Les grands immeubles et maisons corses qui accueillent les touristes l’été annoncent une ville au passé puissant et riche. Un présent toujours opulent avec quelques familles dynamiques, propriétaires de domaines viticoles produisant des vins puissants. Si en Corse, les milieux sociaux diffèrent de ceux du continent, Sartène, terre de Seigneurs, a toujours été à part avec une sorte d’aristocratie, les Gio, inconnue dans le reste de l’île. Des conflits sociaux liés à de fortes inégalités sociales ont fait basculer politiquement la ville aux XIXème et XXème siècles très à gauche.

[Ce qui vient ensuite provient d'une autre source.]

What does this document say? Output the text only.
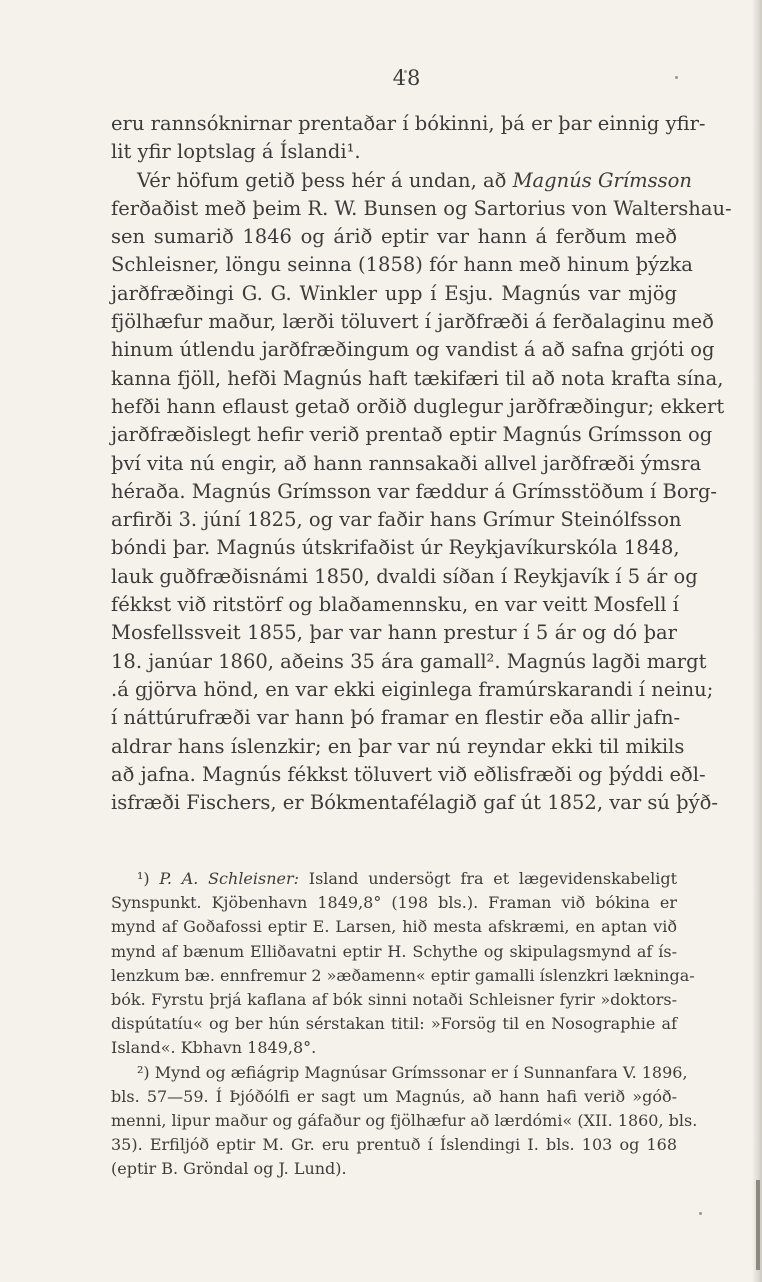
48
eru rannsóknirnar prentaðar í bókinni, þá er þar einnig yfir-
lit yfir loptslag á Íslandi¹.
Vér höfum getið þess hér á undan, að Magnús Grímsson
ferðaðist með þeim R. W. Bunsen og Sartorius von Waltershau-
sen sumarið 1846 og árið eptir var hann á ferðum með
Schleisner, löngu seinna (1858) fór hann með hinum þýzka
jarðfræðingi G. G. Winkler upp í Esju. Magnús var mjög
fjölhæfur maður, lærði töluvert í jarðfræði á ferðalaginu með
hinum útlendu jarðfræðingum og vandist á að safna grjóti og
kanna fjöll, hefði Magnús haft tækifæri til að nota krafta sína,
hefði hann eflaust getað orðið duglegur jarðfræðingur; ekkert
jarðfræðislegt hefir verið prentað eptir Magnús Grímsson og
því vita nú engir, að hann rannsakaði allvel jarðfræði ýmsra
héraða. Magnús Grímsson var fæddur á Grímsstöðum í Borg-
arfirði 3. júní 1825, og var faðir hans Grímur Steinólfsson
bóndi þar. Magnús útskrifaðist úr Reykjavíkurskóla 1848,
lauk guðfræðisnámi 1850, dvaldi síðan í Reykjavík í 5 ár og
fékkst við ritstörf og blaðamennsku, en var veitt Mosfell í
Mosfellssveit 1855, þar var hann prestur í 5 ár og dó þar
18. janúar 1860, aðeins 35 ára gamall². Magnús lagði margt
.á gjörva hönd, en var ekki eiginlega framúrskarandi í neinu;
í náttúrufræði var hann þó framar en flestir eða allir jafn-
aldrar hans íslenzkir; en þar var nú reyndar ekki til mikils
að jafna. Magnús fékkst töluvert við eðlisfræði og þýddi eðl-
isfræði Fischers, er Bókmentafélagið gaf út 1852, var sú þýð-
¹) P. A. Schleisner: Island undersögt fra et lægevidenskabeligt
Synspunkt. Kjöbenhavn 1849,8° (198 bls.). Framan við bókina er
mynd af Goðafossi eptir E. Larsen, hið mesta afskræmi, en aptan við
mynd af bænum Elliðavatni eptir H. Schythe og skipulagsmynd af ís-
lenzkum bæ. ennfremur 2 »æðamenn« eptir gamalli íslenzkri lækninga-
bók. Fyrstu þrjá kaflana af bók sinni notaði Schleisner fyrir »doktors-
dispútatíu« og ber hún sérstakan titil: »Forsög til en Nosographie af
Island«. Kbhavn 1849,8°.
²) Mynd og æfiágrip Magnúsar Grímssonar er í Sunnanfara V. 1896,
bls. 57—59. Í Þjóðólfi er sagt um Magnús, að hann hafi verið »góð-
menni, lipur maður og gáfaður og fjölhæfur að lærdómi« (XII. 1860, bls.
35). Erfiljóð eptir M. Gr. eru prentuð í Íslendingi I. bls. 103 og 168
(eptir B. Gröndal og J. Lund).
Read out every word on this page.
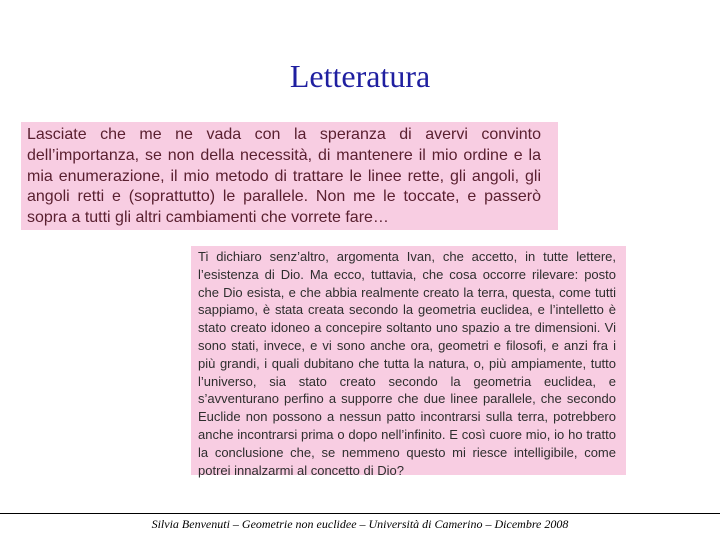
Letteratura
Lasciate che me ne vada con la speranza di avervi convinto dell’importanza, se non della necessità, di mantenere il mio ordine e la mia enumerazione, il mio metodo di trattare le linee rette, gli angoli, gli angoli retti e (soprattutto) le parallele. Non me le toccate, e passerò sopra a tutti gli altri cambiamenti che vorrete fare…
Ti dichiaro senz’altro, argomenta Ivan, che accetto, in tutte lettere, l’esistenza di Dio. Ma ecco, tuttavia, che cosa occorre rilevare: posto che Dio esista, e che abbia realmente creato la terra, questa, come tutti sappiamo, è stata creata secondo la geometria euclidea, e l’intelletto è stato creato idoneo a concepire soltanto uno spazio a tre dimensioni. Vi sono stati, invece, e vi sono anche ora, geometri e filosofi, e anzi fra i più grandi, i quali dubitano che tutta la natura, o, più ampiamente, tutto l’universo, sia stato creato secondo la geometria euclidea, e s’avventurano perfino a supporre che due linee parallele, che secondo Euclide non possono a nessun patto incontrarsi sulla terra, potrebbero anche incontrarsi prima o dopo nell’infinito. E così cuore mio, io ho tratto la conclusione che, se nemmeno questo mi riesce intelligibile, come potrei innalzarmi al concetto di Dio?
Silvia Benvenuti – Geometrie non euclidee – Università di Camerino – Dicembre 2008
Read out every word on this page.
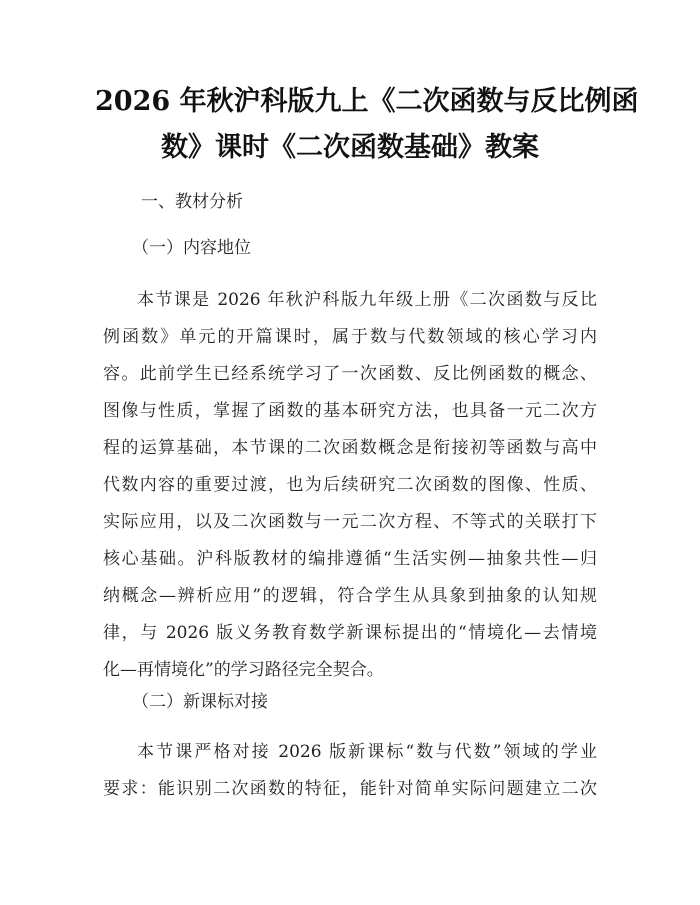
2026 年秋沪科版九上《二次函数与反比例函
数》课时《二次函数基础》教案
一、教材分析
（一）内容地位
本节课是 2026 年秋沪科版九年级上册《二次函数与反比
例函数》单元的开篇课时，属于数与代数领域的核心学习内
容。此前学生已经系统学习了一次函数、反比例函数的概念、
图像与性质，掌握了函数的基本研究方法，也具备一元二次方
程的运算基础，本节课的二次函数概念是衔接初等函数与高中
代数内容的重要过渡，也为后续研究二次函数的图像、性质、
实际应用，以及二次函数与一元二次方程、不等式的关联打下
核心基础。沪科版教材的编排遵循“生活实例—抽象共性—归
纳概念—辨析应用”的逻辑，符合学生从具象到抽象的认知规
律，与 2026 版义务教育数学新课标提出的“情境化—去情境
化—再情境化”的学习路径完全契合。
（二）新课标对接
本节课严格对接 2026 版新课标“数与代数”领域的学业
要求：能识别二次函数的特征，能针对简单实际问题建立二次
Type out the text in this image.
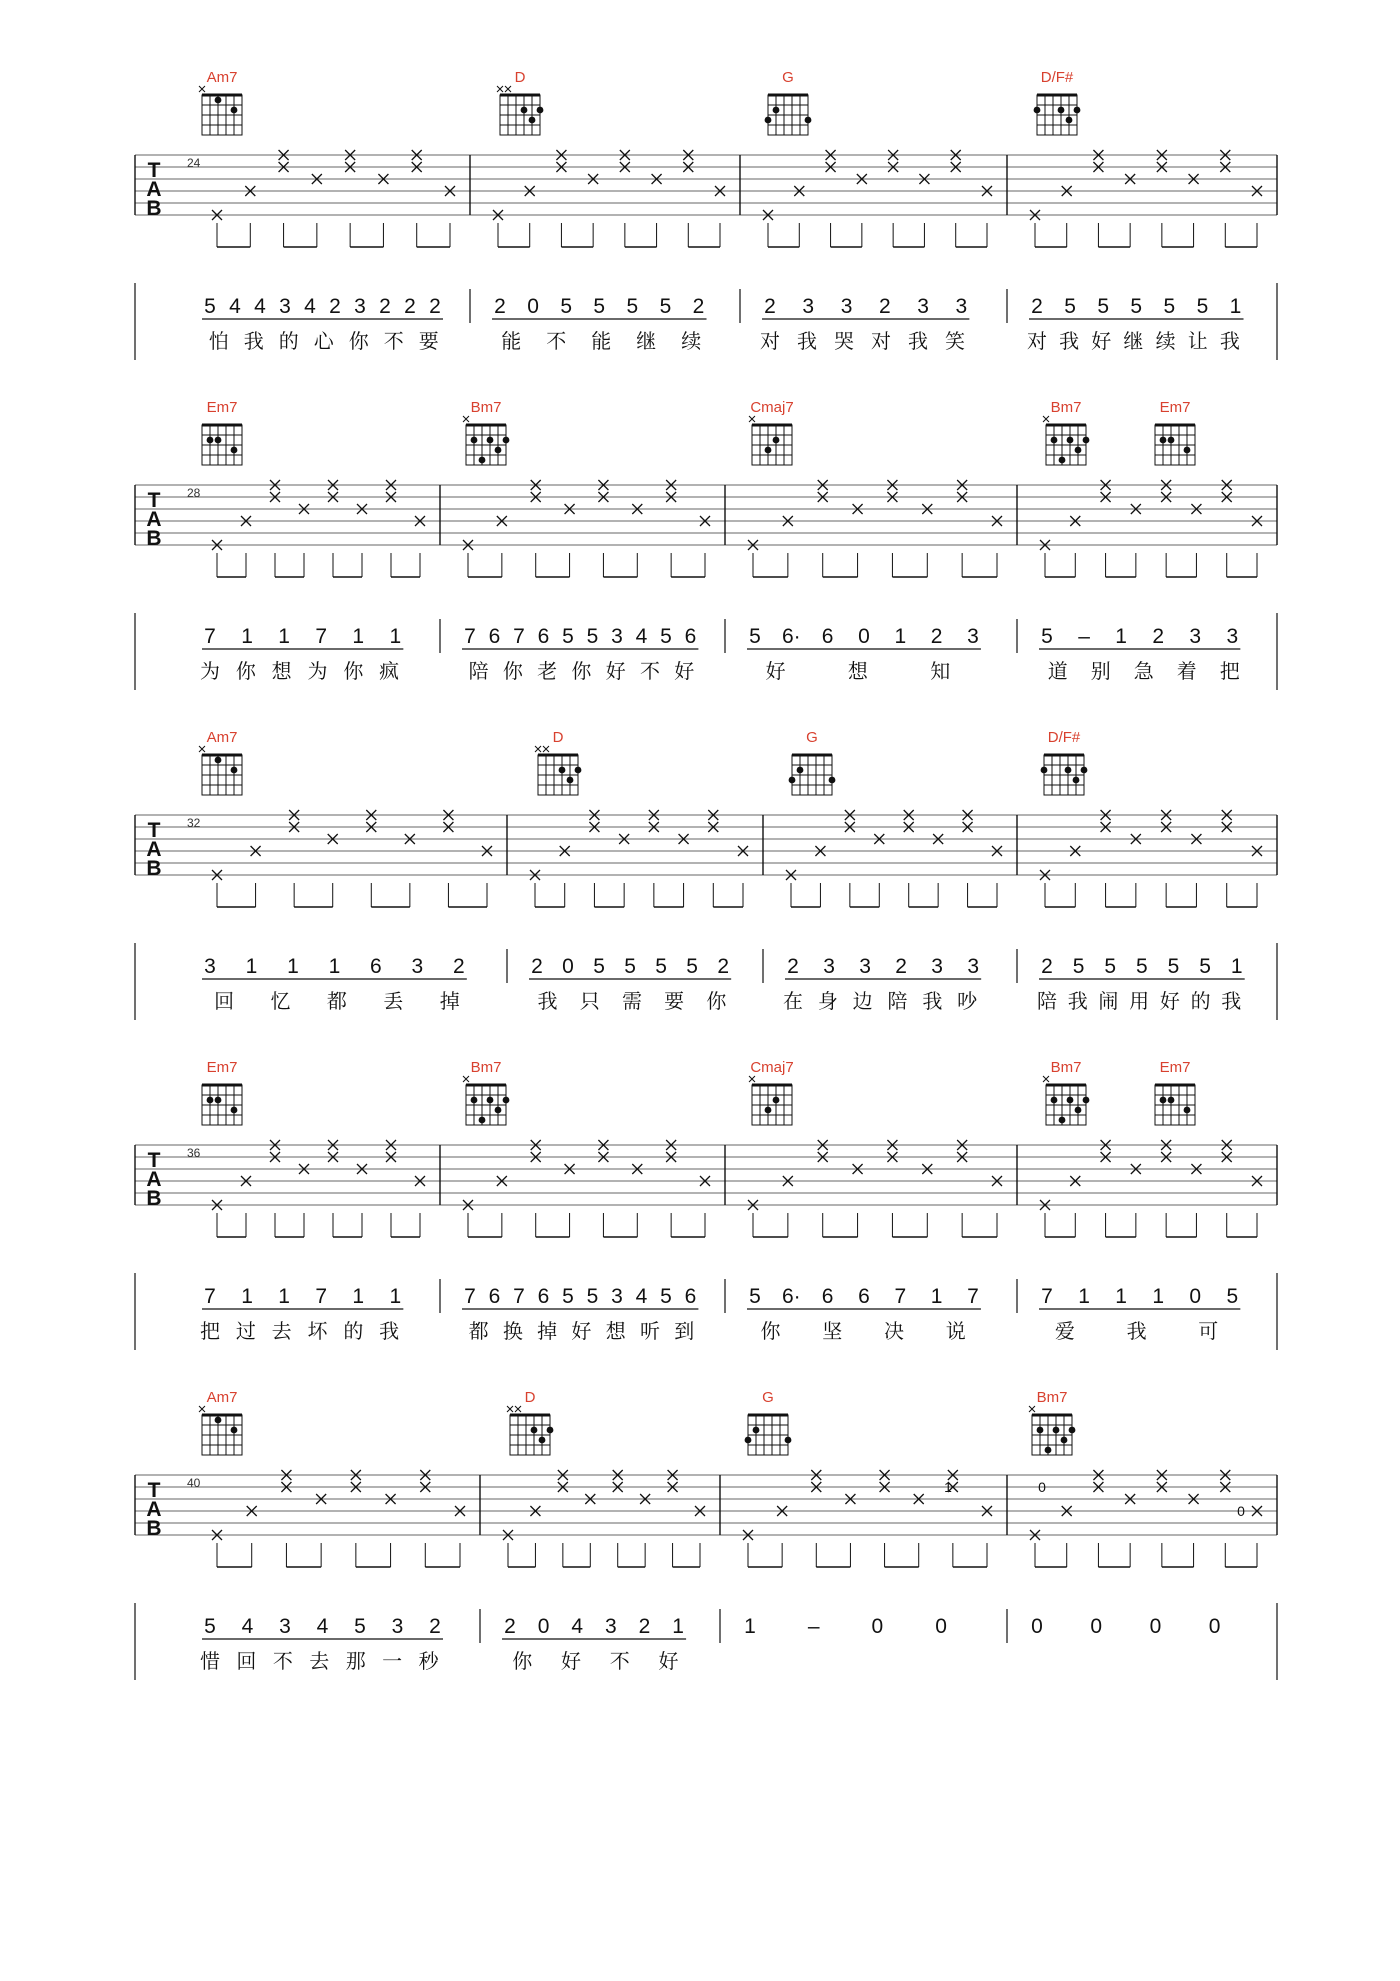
Am7	D	G	D/F#
T
A
B
24
5 4 4 3 4 2 3 2 2 2
怕 我 的 心 你 不 要
2 0 5 5 5 5 2
能 不 能 继 续
2 3 3 2 3 3
对 我 哭 对 我 笑
2 5 5 5 5 5 1
对 我 好 继 续 让 我
Em7	Bm7	Cmaj7	Bm7	Em7
T
A
B
28
7 1 1 7 1 1
为 你 想 为 你 疯
7 6 7 6 5 5 3 4 5 6
陪 你 老 你 好 不 好
5 6· 6 0 1 2 3
好	想	知
5 – 1 2 3 3
道 别 急 着 把
Am7	D	G	D/F#
T
A
B
32
3 1 1 1 6 3 2
回 忆 都 丢 掉
2 0 5 5 5 5 2
我 只 需 要 你
2 3 3 2 3 3
在 身 边 陪 我 吵
2 5 5 5 5 5 1
陪 我 闹 用 好 的 我
Em7	Bm7	Cmaj7	Bm7	Em7
T
A
B
36
7 1 1 7 1 1
把 过 去 坏 的 我
7 6 7 6 5 5 3 4 5 6
都 换 掉 好 想 听 到
5 6· 6 6 7 1 7
你 坚 决 说
7 1 1 1 0 5
爱	我	可
Am7	D	G	Bm7
T
A
B
40	1	0
0
5 4 3 4 5 3 2
惜 回 不 去 那 一 秒
2 0 4 3 2 1
你 好 不 好
1 – 0 0	0 0 0 0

Mais durant la Semaine sainte, toutes ces fractures anciennes disparaissaient et disparaissent encore aujourd’hui. La ville vit au rythme des événements de la Passion et aucune opération de communication ou de séduction touristique n’accompagne cette intense et traditionnelle démonstration de foi.
Une identité tenue secrète
Le Catennaciu est un pénitent tout habillé de rouge qui dans la nuit du Vendredi saint arpente la ville portant une croix de plus de trente kilos et traîne une chaîne (dont vient le nom de Catennaciu) de quatorze kilos. Les profonds silences alternant avec des lamentations polyphoniques aux sonorités dramatiquement orientales, et notamment le magnifique et poignant chant du Perdono Dio mio chanté en toscan, tirent chaque année des larmes d’émotion aux plus anticléricaux des Sartenais qui assistent en grand nombre à cette procession.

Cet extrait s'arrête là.